Harmonizing data privacy and security approaches as appropriate. Concern regarding data privacy and security is becoming increasingly significant with recent breaches of individual privacy and the GDPR. Any CGIAR repositories and harvesters of data need to provide assurance of data anonymity with respect to personally identifiable information, yet this presents a conundrum when spatial information is so integral to the ability to provide locally actionable options to farming communities. Related to these issues is the concern around ethics, particularly with respect to surveys. The Big Data Platform is therefore focusing on facilitating the creation of and continued support for Institutional Review Boards (IRBs) or their equivalent at Centers, including via guidelines on ethical data collection and handling. Lastly, whether agricultural data is closed or open, it needs to be securely held in the face of such threats as hacking and unanticipated loss.
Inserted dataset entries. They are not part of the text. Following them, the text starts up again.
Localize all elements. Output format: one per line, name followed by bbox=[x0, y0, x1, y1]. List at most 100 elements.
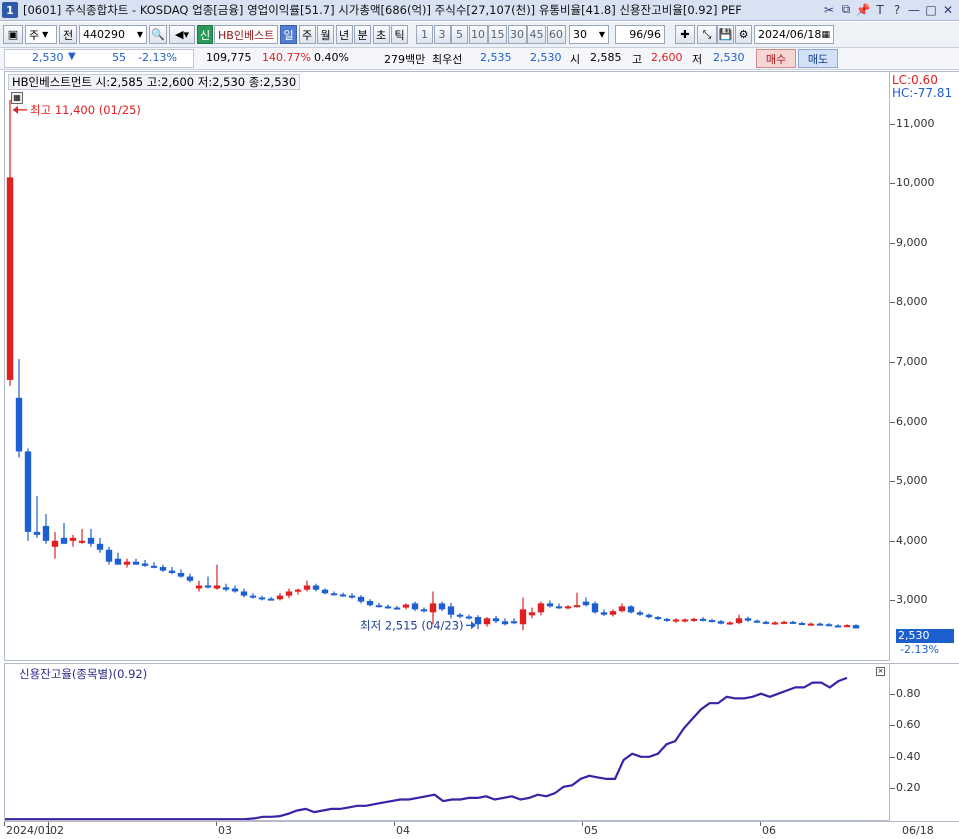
candle bbox=[420, 607, 428, 613]
tab-period[interactable]: 초 bbox=[372, 25, 390, 44]
candle-body bbox=[339, 594, 347, 597]
candle-body bbox=[465, 616, 473, 619]
y-tick-mark bbox=[890, 693, 895, 695]
help-icon[interactable]: ? bbox=[890, 2, 904, 17]
sell-button[interactable]: 매도 bbox=[798, 49, 838, 68]
candle bbox=[762, 620, 770, 625]
window-number-icon[interactable]: 1 bbox=[2, 2, 18, 18]
candle-body bbox=[384, 606, 392, 609]
tab-minute[interactable]: 15 bbox=[488, 25, 507, 44]
scissors-icon[interactable]: ✂ bbox=[822, 2, 836, 17]
y-tick-label: 7,000 bbox=[896, 355, 928, 369]
tab-minute[interactable]: 5 bbox=[451, 25, 468, 44]
candle-body bbox=[78, 540, 86, 543]
all-button[interactable]: 전 bbox=[59, 25, 77, 44]
candle bbox=[33, 496, 41, 538]
font-icon[interactable]: T bbox=[873, 2, 887, 17]
tab-period[interactable]: 년 bbox=[335, 25, 353, 44]
gear-icon[interactable]: ⚙ bbox=[735, 25, 752, 44]
tab-period[interactable]: 주 bbox=[298, 25, 316, 44]
candle-body bbox=[213, 585, 221, 589]
pin-icon[interactable]: 📌 bbox=[856, 2, 871, 17]
candle-body bbox=[159, 567, 167, 571]
low-value: 2,530 bbox=[713, 51, 745, 64]
credit-ratio-chart[interactable]: 신용잔고율(종목별)(0.92) × bbox=[4, 663, 890, 821]
candle-body bbox=[33, 531, 41, 535]
y-tick-label: 10,000 bbox=[896, 176, 935, 190]
maximize-icon[interactable]: □ bbox=[924, 2, 938, 17]
close-icon[interactable]: ✕ bbox=[941, 2, 955, 17]
y-tick-label: 0.60 bbox=[896, 718, 921, 732]
date-axis-end: 06/18 bbox=[890, 821, 959, 839]
candle bbox=[24, 448, 32, 541]
period-select[interactable]: 주 ▼ bbox=[25, 25, 57, 44]
crosshair-icon[interactable]: ✚ bbox=[675, 25, 695, 44]
candle bbox=[375, 602, 383, 608]
current-price-tag: 2,530 bbox=[896, 629, 954, 643]
chevron-down-icon: ▼ bbox=[598, 30, 605, 39]
date-field[interactable]: 2024/06/18 ▦ bbox=[754, 25, 834, 44]
candle-body bbox=[762, 621, 770, 624]
tab-minute[interactable]: 30 bbox=[507, 25, 527, 44]
x-tick-label: 2024/01 bbox=[6, 824, 52, 837]
candle bbox=[645, 613, 653, 619]
tab-minute[interactable]: 45 bbox=[527, 25, 546, 44]
tab-period[interactable]: 분 bbox=[354, 25, 371, 44]
candle-body bbox=[366, 601, 374, 606]
save-icon[interactable]: 💾 bbox=[717, 25, 734, 44]
candle-body bbox=[573, 605, 581, 608]
candle bbox=[96, 537, 104, 553]
tab-minute[interactable]: 1 bbox=[416, 25, 433, 44]
close-panel-icon[interactable]: × bbox=[876, 667, 885, 676]
candle-body bbox=[474, 617, 482, 625]
restore-window-icon[interactable]: ⧉ bbox=[839, 2, 853, 17]
search-icon[interactable]: 🔍 bbox=[149, 25, 167, 44]
zoom-icon[interactable]: ⤡ bbox=[697, 25, 717, 44]
candle bbox=[564, 605, 572, 610]
candle bbox=[249, 593, 257, 599]
high-label: 고 bbox=[632, 53, 643, 66]
tab-period[interactable]: 틱 bbox=[391, 25, 408, 44]
candle-body bbox=[834, 625, 842, 628]
layout-icon[interactable]: ▣ bbox=[3, 25, 23, 44]
candle-body bbox=[600, 612, 608, 615]
y-tick-mark bbox=[890, 540, 895, 542]
candle bbox=[753, 619, 761, 624]
y-tick-label: 4,000 bbox=[896, 533, 928, 547]
candle-body bbox=[447, 606, 455, 615]
stock-name-field[interactable]: HB인베스트 bbox=[214, 25, 278, 44]
y-tick-mark bbox=[890, 183, 895, 185]
date-end-label: 06/18 bbox=[902, 824, 934, 837]
candle-body bbox=[393, 607, 401, 610]
candle bbox=[519, 597, 527, 631]
candle bbox=[6, 99, 14, 386]
candle bbox=[222, 583, 230, 592]
tab-period[interactable]: 월 bbox=[317, 25, 334, 44]
minimize-icon[interactable]: — bbox=[907, 2, 921, 17]
tab-minute[interactable]: 60 bbox=[546, 25, 566, 44]
candle bbox=[357, 595, 365, 604]
candle-body bbox=[555, 606, 563, 609]
count-field[interactable]: 96/96 bbox=[615, 25, 665, 44]
candle bbox=[852, 624, 860, 629]
candle bbox=[168, 567, 176, 575]
y-tick-mark bbox=[890, 302, 895, 304]
candle-body bbox=[564, 606, 572, 609]
candle bbox=[780, 620, 788, 625]
buy-button[interactable]: 매수 bbox=[756, 49, 796, 68]
candle-body bbox=[789, 621, 797, 624]
volume-ratio: 140.77% bbox=[262, 51, 311, 64]
minute-select[interactable]: 30 ▼ bbox=[569, 25, 609, 44]
tab-period[interactable]: 일 bbox=[280, 25, 297, 44]
candle bbox=[294, 588, 302, 595]
candle-body bbox=[348, 595, 356, 598]
tab-minute[interactable]: 10 bbox=[468, 25, 488, 44]
candle bbox=[159, 564, 167, 572]
candle-body bbox=[15, 397, 23, 452]
tab-minute[interactable]: 3 bbox=[433, 25, 451, 44]
sound-icon[interactable]: ◀▾ bbox=[169, 25, 195, 44]
credit-plot bbox=[5, 676, 848, 820]
code-input[interactable]: 440290 ▼ bbox=[79, 25, 147, 44]
price-chart[interactable]: HB인베스트먼트 시:2,585 고:2,600 저:2,530 종:2,530… bbox=[4, 71, 890, 661]
current-price: 2,530 bbox=[32, 51, 64, 64]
It is important to recognize that without incentives and a culture that encourages and rewards best practices in managing research outputs, technical attempts to promote the use of standards and enable FAIR resources will meet with limited success, at best. Among some factors influencing these goals: Clarity on incentives (e.g., from funding agency incentives to data contributors understanding the benefits of sharing data) and easy processes, workflows and tools to make data FAIR, with continued support for stakeholders. Researchers need to be accountable for making their outputs FAIR (e.g., through contractual obligation, annual performance evaluation and recognition, funder policies etc.) Only through a multi-faceted approach that recognizes and addresses systemic and individual constraints in both the cultural and technical domain will CGIAR succeed in leveraging its research outputs to fuel innovation and impact, and transform agricultural research for development.

Bio

Medha Devare is Senior Research Fellow with the International Food Policy Research Institute (IFPRI) and leads its Big Data Platform efforts to organize data across the CGIAR System’s 15 Centers. She has led CGIAR food security projects in South Asia, and its Open Access/Open Data Initiative. Medha also has expertise in data management and semantic web tools; while at Cornell University she was instrumental in the development of VIVO, a semantic web application for representing scholarship.